Renault si è unita a Stellantis e Volkswagen in una forte spinta verso gli obiettivi di produzione "Made in EU". Secondo le attuali proposte dell'UE:

i) le auto per flotte aziendali e i piccoli veicoli elettrici dovrebbero essere assemblati all'interno del blocco per poter beneficiare di appalti pubblici e sovvenzioni;

ii) soglia del 70% di contenuto locale per i componenti delle auto, escluse le batterie.

Nelle proposte presentate venerdì, VW, Stellantis e Renault hanno chiesto un quadro normativo più semplice che richiederebbe che il 70% dei veicoli UE contenga il 70% di contenuto locale proveniente dai 27 Stati membri dell'UE.

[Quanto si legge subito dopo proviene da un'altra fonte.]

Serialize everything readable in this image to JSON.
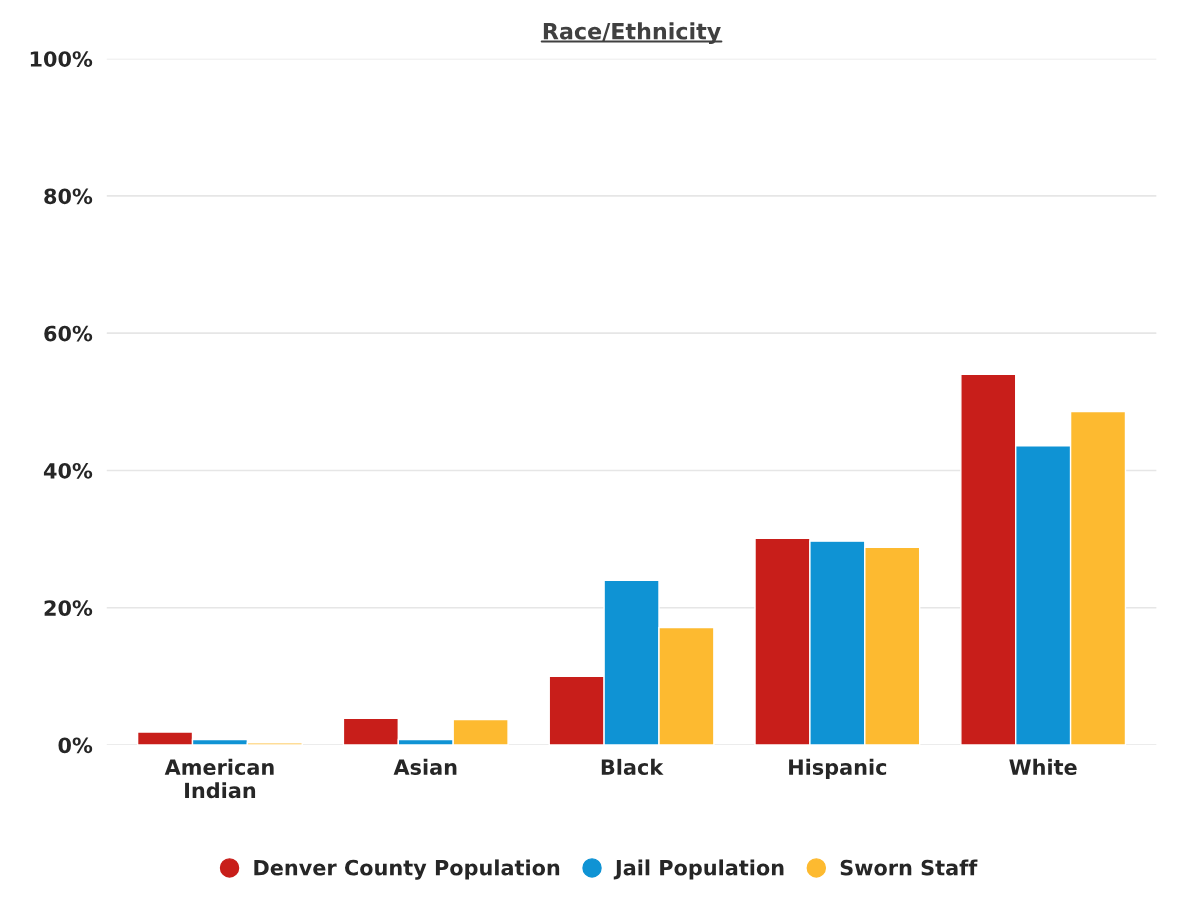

Il restante 30% rimarrebbe aperto alla produzione al di fuori dell'Europa. Hanno aggiunto che la definizione di "Made in EU" dovrebbe includere non solo l'assemblaggio, ma anche l'ingegneria e la ricerca e sviluppo.

L'IAA prevede di concedere alle case automobilistiche "super crediti" per i piccoli veicoli elettrici prodotti in Europa, al fine di facilitare il raggiungimento degli obiettivi in ​​materia di emissioni. Tuttavia, le tre aziende hanno chiesto che i benefici vengano estesi a tutti i veicoli elettrici prodotti all'interno del blocco.

Diverse case automobilistiche extraeuropee, tra cui Toyota, Jaguar Land Rover e Honda, hanno espresso preoccupazione per la portata geografica del quadro normativo, che escluderebbe i componenti prodotti nel Regno Unito, in Giappone e in Turchia. Hanno inoltre evidenziato il rischio di costi aggiuntivi per la conformità, che renderebbero i veicoli prodotti in Europa ancora più costosi per i consumatori.

Effetto

La nuova proposta riceve il sostegno di Renault, che vanta una quota di mercato del 9,2% da inizio anno fino ad aprile, portando il totale a oltre il 50%. La misura potrebbe aiutare i produttori OEM dell'UE a contrastare la concorrenza, in particolare quella delle case automobilistiche cinesi.